There is going to be a boom for design companies, because there's going to be so much information people have to work through quickly," said Diane B. Greene, head of Google Compute Engine, one of the companies hoping to steer an AI boom. "Just teaching companies how to use AI will be a big business."

This kind of change is what keeps Silicon Valley going. When personal computers displaced mainframe computers, it opened the door not just for Apple, but for companies making PC software for business, games and publishing. In the networking and Internet revolutions, venture capitalists invested in these new computing styles, and another generation of companies was born.

Over the last decade, smartphones, social networks and cloud computing have moved from feeding the growth of companies like Facebook and Twitter, leapfrogging to Uber, Airbnb and others that have used the phones, personal rating systems and powerful remote computers in the cloud to create their own new businesses.

Believe it or not, that stuff may be heading for the rearview mirror. The tech industry's new architecture is based not just on the giant public computing clouds of Google, Microsoft and Amazon, but also on their AI capabilities. These clouds create more efficient and supple use of computing resources, available for rent. Smaller clouds used in corporate systems were designed to connect to them.

The AI resources Greene is opening up at Google are remarkable. Google's autocomplete feature that most of us use when doing a search can instantaneously touch 500 computers in several locations as it guesses what we are looking for. Services like Maps and Photos have more than 1 billion users, sorting places and faces by computer.

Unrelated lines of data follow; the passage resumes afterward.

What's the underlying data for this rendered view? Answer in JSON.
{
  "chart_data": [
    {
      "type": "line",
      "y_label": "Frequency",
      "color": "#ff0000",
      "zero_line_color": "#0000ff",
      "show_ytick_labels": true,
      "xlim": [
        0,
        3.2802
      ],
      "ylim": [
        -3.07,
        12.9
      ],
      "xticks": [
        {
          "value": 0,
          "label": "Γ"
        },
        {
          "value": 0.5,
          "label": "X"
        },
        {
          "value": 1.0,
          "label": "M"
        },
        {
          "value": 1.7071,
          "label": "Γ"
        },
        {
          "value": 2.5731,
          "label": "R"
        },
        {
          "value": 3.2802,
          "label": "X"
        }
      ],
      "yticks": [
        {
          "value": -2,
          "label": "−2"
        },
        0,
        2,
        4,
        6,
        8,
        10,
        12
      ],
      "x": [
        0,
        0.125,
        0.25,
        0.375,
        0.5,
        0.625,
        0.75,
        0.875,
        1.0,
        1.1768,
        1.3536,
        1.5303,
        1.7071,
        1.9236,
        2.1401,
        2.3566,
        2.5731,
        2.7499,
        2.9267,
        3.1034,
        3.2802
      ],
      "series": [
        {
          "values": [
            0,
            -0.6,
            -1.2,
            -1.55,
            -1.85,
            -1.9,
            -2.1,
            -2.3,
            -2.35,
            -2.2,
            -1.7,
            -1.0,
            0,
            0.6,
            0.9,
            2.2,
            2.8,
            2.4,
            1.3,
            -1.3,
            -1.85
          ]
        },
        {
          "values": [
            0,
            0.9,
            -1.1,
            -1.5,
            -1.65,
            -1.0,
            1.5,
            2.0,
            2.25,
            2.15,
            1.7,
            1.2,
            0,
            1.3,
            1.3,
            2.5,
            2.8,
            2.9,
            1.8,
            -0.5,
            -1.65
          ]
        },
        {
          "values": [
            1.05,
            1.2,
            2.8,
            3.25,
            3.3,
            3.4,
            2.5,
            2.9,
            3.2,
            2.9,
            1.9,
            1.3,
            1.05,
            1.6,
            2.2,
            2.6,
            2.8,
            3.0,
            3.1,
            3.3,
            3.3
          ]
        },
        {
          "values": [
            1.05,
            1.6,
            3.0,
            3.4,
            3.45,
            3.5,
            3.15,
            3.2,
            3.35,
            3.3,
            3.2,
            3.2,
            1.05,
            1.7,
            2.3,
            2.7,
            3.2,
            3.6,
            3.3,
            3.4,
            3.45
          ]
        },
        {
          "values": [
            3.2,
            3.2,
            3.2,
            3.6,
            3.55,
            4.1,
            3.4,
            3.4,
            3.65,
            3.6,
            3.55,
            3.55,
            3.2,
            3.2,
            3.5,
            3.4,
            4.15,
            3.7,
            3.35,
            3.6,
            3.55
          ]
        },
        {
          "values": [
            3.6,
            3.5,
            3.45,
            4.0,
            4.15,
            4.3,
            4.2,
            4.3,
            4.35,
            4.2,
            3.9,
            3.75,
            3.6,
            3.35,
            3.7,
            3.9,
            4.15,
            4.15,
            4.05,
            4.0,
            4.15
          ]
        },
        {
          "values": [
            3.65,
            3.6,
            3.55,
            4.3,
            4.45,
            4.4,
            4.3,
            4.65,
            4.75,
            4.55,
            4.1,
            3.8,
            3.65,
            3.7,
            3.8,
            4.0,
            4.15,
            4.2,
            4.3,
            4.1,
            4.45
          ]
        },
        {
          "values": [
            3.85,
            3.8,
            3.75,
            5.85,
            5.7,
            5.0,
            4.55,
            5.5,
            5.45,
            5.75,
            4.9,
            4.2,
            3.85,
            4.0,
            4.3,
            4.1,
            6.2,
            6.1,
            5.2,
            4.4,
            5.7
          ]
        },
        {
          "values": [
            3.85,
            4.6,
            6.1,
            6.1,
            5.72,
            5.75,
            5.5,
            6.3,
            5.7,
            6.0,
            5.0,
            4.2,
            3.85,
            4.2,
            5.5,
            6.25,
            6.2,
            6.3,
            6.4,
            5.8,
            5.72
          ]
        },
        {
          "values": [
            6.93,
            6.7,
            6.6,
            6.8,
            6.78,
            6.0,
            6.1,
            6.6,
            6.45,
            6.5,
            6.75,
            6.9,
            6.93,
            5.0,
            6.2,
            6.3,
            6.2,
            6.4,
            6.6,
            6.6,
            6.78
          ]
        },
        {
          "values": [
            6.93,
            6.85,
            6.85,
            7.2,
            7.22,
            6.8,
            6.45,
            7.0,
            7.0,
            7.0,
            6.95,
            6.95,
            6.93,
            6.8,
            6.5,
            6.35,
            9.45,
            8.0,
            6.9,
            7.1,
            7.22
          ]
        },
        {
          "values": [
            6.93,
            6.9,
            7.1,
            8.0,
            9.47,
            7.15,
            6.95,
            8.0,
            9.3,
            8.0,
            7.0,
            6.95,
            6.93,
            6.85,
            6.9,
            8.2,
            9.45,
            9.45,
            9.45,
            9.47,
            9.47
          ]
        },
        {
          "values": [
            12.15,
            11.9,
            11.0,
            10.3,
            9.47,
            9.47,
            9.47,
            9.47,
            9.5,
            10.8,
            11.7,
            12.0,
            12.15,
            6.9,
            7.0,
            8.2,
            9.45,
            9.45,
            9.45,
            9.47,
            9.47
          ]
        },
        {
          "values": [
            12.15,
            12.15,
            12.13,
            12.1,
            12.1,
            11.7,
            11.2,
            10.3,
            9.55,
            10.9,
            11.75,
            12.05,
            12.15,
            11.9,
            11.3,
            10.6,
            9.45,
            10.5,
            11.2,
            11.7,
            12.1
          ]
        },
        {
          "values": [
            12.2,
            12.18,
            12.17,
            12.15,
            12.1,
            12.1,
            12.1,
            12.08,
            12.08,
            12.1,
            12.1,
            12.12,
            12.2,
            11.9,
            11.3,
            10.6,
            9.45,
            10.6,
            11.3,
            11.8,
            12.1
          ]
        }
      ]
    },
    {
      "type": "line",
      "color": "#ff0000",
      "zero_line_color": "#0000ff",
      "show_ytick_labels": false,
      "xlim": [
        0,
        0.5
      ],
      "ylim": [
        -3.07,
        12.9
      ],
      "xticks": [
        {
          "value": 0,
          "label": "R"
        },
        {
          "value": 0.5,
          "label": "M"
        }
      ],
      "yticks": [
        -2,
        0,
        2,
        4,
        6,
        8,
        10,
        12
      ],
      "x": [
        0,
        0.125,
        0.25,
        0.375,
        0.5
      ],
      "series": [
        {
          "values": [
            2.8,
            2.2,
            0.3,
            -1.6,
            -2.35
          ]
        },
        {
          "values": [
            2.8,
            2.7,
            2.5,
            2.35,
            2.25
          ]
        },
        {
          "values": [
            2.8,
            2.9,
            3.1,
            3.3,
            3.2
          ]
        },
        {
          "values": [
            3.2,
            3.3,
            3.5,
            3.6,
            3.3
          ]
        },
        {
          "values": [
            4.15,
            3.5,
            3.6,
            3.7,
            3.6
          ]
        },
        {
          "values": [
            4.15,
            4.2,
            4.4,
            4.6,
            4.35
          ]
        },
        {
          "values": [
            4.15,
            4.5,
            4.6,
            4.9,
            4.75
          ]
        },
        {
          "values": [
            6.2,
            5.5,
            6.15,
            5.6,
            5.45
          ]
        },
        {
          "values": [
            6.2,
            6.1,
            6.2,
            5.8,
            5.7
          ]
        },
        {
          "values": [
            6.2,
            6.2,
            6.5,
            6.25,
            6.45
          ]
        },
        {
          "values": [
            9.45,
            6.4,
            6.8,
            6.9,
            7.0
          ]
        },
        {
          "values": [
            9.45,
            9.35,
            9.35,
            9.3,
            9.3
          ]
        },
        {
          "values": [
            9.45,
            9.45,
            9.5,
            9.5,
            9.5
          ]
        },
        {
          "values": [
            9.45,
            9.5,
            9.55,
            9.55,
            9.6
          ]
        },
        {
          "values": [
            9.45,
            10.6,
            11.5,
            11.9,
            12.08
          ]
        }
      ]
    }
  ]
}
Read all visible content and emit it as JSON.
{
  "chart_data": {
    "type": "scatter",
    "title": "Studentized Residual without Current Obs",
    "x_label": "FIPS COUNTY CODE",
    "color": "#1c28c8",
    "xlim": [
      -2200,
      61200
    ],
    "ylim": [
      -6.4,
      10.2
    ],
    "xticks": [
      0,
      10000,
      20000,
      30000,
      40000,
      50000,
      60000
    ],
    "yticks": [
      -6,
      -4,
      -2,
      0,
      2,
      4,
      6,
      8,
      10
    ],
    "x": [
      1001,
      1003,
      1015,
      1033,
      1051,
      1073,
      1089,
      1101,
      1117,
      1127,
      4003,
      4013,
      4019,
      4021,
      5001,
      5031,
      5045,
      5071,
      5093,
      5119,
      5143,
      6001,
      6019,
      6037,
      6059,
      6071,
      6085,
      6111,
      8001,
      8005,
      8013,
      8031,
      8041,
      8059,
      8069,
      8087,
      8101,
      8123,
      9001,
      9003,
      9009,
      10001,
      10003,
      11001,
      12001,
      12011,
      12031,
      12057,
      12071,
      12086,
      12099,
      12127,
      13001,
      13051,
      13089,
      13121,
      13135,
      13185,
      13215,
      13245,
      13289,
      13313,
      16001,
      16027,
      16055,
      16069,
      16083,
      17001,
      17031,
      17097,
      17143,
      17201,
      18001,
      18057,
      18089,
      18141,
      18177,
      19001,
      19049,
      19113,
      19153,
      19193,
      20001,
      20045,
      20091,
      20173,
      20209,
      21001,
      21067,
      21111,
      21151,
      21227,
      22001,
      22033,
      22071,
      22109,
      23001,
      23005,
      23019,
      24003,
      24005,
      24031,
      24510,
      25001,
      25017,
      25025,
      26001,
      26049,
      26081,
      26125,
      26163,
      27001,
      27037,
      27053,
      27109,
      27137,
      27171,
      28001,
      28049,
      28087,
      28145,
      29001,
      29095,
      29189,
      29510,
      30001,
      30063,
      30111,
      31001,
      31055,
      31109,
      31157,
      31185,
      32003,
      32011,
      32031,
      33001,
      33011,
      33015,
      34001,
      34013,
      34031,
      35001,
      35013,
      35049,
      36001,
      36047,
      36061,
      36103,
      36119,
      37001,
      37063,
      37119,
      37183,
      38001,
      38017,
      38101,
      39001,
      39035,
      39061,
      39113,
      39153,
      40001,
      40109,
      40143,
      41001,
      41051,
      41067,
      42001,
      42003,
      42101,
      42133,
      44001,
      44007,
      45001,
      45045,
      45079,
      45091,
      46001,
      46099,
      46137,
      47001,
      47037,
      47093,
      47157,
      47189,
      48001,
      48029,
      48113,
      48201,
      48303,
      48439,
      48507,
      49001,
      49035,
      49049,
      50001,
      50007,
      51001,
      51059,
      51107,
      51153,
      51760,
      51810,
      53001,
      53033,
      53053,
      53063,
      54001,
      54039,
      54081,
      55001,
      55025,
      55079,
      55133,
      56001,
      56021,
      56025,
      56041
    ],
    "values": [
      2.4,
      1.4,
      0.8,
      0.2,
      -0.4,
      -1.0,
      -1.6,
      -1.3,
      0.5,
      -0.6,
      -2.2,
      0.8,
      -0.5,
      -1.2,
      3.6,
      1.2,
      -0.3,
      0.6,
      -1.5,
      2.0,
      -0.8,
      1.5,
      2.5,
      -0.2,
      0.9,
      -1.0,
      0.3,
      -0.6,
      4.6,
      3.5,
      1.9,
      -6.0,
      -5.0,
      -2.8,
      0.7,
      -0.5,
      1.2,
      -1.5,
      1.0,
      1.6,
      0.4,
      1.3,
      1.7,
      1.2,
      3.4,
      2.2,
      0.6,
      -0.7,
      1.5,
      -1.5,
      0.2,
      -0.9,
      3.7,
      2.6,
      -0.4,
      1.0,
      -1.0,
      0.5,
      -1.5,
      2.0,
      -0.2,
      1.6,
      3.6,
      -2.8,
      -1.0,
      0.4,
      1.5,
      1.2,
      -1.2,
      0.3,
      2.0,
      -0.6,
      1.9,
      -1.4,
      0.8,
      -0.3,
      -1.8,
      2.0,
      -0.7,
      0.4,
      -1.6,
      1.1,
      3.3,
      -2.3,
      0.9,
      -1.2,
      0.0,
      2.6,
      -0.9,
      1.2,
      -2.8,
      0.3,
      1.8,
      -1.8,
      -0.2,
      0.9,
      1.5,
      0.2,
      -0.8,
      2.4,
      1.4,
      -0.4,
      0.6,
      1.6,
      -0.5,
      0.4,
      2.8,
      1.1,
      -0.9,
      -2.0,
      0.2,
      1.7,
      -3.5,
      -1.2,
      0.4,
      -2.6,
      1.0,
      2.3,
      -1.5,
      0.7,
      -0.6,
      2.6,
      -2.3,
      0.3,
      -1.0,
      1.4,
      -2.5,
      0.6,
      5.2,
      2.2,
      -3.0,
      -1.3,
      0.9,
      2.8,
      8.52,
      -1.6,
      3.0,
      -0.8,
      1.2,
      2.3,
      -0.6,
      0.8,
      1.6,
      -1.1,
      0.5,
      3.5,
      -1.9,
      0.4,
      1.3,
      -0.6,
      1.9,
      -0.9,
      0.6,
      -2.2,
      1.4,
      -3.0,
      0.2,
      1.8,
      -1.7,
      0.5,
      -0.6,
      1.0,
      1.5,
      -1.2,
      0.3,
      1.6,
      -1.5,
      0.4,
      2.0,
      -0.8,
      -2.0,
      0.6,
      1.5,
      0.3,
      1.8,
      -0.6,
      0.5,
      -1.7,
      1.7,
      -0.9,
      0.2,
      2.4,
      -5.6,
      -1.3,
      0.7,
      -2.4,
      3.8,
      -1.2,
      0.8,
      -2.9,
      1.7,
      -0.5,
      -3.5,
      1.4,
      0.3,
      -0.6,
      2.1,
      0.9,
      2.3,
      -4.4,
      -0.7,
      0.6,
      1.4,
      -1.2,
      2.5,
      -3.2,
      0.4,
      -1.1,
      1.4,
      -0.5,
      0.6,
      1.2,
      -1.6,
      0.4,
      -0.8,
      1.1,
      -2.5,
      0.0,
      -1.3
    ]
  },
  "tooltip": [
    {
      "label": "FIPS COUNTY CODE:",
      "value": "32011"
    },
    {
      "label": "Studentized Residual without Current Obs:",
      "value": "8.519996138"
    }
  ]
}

Gmail sifts through 1.4 petabytes of data, or roughly 2 billion books' worth of information, every day.

Handling all that, plus tasks like language translation and speech recognition, Google has amassed a wealth of analysis technology that it can offer to customers. Urs Holzle, Greene's chief of technical infrastructure, predicts that the business of renting out machines and software will eventually surpass Google advertising. In 2015, ad profits were $16.4 billion.

"In the '80s, it was spreadsheets," said Andreas Bechtolsheim, a noted computer design expert who was Google's first investor. "Now it's what you can do with machine learning."

He added: "Better maps and photos is just the start. It's going to be in life sciences, automobiles, everything."

A number of startups are aimed at the new architecture. A Mountain View, California, outfit called Mashgin uses "computer vision" to automate retail checkout. Up Highway 101 in San Mateo, a company called Alluxio is creating ways to make cloud-based AI work better. Last week, a San Francisco company called Mesosphere, which makes a way to operate among various corporate and public clouds, raised $73.5 million.

Microsoft and Amazon are racing Google to dominate the new architecture.

This week, Microsoft will kick off a conference in San Francisco that is expected to focus on ways machine-based intelligence can be used to analyze, among other things, "the Microsoft graph," or all the data companies already have in the Microsoft products they've owned for decades.

Last year, Amazon announced its own machine-learning services, and it is amassing its own large repository of corporate data.

Hewlett-Packard Enterprise, an older company struggling to find its way in the new landscape, was one of the investors in Mesosphere.

"When you are building predictive data, you don't know what you are going to need next," said William Hilf, a senior vice president at HPE. "If someone makes a bet in machine learning on Microsoft or Google, they may need to come down to their old data systems, too. We are building platforms to bridge among all of them."

To Greene, all of the activity, along with the size and sophistication of computing, is small compared to what will happen when the world's biggest businesses start leaning on the new AI technology.

"We may build an AI system to figure out all the ways businesses can use this," she joked. "The relationship between big companies and deep machine intelligence is just starting."